Supply (vesting and unlocks):

  • Unlock windows. From month 12 investor and advisor allocations begin to unlock; from month 24, team tokens. The 24–36 month period is expected to see the largest inflow of tokens into circulation.

  • DAO Treasury. After 24 months, the staked Treasury may partially unlock by DAO decision — creating risk of oversupply.

  • Documentation inconsistencies. For the Team pool, vesting terms differ across the whitepaper. In the table: “24-month cliff + 24-month linear,” in the text: “24-month cliff + 3-year linear.” This complicates circulation forecasting.

Cash flows:

  • Buyback/burn not fixed. Fees are converted into STON, but the shares for burn/incentives are determined by DAO, and parameters may change.

  • Referral payouts. In DEX v2, up to 1% of fees go to referrers, reducing the share directed to buyback/burn and the protocol budget.

  • Dependence on volume. LP and protocol income is based on trading fees; a drop in volume immediately reduces STON buybacks and burn rates.

Staking:

  • GEMSTON. Issuance depends on staking terms; its value and “sinks” are set by DAO. Without clear utility, dilution risk exists.

  • ARKENSTON (votes). With low participation, influence may shift disproportionately toward large, recent stakes.

Liquidity and market:

  • Impermanent loss and LP outflows. Volatility and the end of farming campaigns may reduce LP profitability, lower TVL, and increase slippage.

  • Reliance on TON. Failures in the base network/routing would directly hit trading volumes and fee flows.

Technology and governance:

  • Contracts. Bugs in the fee converter/distributor, staking, or pools present risks to fee flows, burning, and circulation.

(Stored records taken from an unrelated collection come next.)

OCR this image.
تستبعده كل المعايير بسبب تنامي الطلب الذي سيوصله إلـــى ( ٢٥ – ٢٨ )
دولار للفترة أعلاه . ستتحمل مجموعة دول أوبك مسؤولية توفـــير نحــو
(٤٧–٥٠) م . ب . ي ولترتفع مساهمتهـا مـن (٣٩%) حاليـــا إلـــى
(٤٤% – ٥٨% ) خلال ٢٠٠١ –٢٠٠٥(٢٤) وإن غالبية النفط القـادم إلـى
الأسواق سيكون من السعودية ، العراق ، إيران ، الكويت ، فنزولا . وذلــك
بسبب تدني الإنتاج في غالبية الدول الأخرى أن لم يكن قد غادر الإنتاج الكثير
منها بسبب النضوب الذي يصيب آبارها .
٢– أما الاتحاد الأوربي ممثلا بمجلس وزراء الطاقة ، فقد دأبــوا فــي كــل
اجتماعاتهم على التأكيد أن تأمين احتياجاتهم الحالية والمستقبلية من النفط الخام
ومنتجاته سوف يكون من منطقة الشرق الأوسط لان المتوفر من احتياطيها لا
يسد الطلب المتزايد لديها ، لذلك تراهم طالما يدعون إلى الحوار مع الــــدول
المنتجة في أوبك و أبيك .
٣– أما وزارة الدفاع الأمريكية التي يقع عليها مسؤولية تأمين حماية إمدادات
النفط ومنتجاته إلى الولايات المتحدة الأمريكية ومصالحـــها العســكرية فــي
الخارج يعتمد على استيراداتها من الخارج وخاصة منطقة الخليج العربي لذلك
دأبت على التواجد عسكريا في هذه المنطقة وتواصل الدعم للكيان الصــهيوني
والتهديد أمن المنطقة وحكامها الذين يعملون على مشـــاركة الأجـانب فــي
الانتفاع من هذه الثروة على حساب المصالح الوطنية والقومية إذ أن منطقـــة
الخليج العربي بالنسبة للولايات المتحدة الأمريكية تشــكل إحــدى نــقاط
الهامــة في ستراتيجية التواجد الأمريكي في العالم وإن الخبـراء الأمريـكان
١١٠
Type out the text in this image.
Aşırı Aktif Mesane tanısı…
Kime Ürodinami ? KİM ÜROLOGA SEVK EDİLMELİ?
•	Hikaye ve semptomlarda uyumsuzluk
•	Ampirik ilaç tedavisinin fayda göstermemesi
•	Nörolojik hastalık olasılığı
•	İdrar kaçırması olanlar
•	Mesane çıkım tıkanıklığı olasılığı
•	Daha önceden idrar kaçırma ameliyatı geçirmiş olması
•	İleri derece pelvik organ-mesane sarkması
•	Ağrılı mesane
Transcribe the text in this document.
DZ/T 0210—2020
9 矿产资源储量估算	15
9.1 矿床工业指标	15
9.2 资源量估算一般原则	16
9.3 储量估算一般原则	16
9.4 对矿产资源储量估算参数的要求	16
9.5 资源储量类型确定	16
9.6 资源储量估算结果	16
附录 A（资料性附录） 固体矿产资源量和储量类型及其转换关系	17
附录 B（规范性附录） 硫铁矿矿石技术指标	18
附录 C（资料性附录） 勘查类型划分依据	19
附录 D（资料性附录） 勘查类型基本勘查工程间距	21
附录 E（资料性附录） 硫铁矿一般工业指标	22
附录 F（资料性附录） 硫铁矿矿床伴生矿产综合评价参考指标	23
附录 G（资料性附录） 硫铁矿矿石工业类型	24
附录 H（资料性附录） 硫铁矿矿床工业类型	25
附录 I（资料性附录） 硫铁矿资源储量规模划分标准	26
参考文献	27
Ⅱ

  • Governance. Low DAO activity or weak processes (no timelocks/quorums) increase the chance of decisions that amplify supply pressure.


Conclusion

Key focus areas:

  • Unlock calendar (12/24/36 months)

  • DAO settings (burn, incentives, referral rates, treasury spending)

Transparent rules, limits, and monitoring of these parameters are the foundation for controlled circulation and sustainable demand for STON.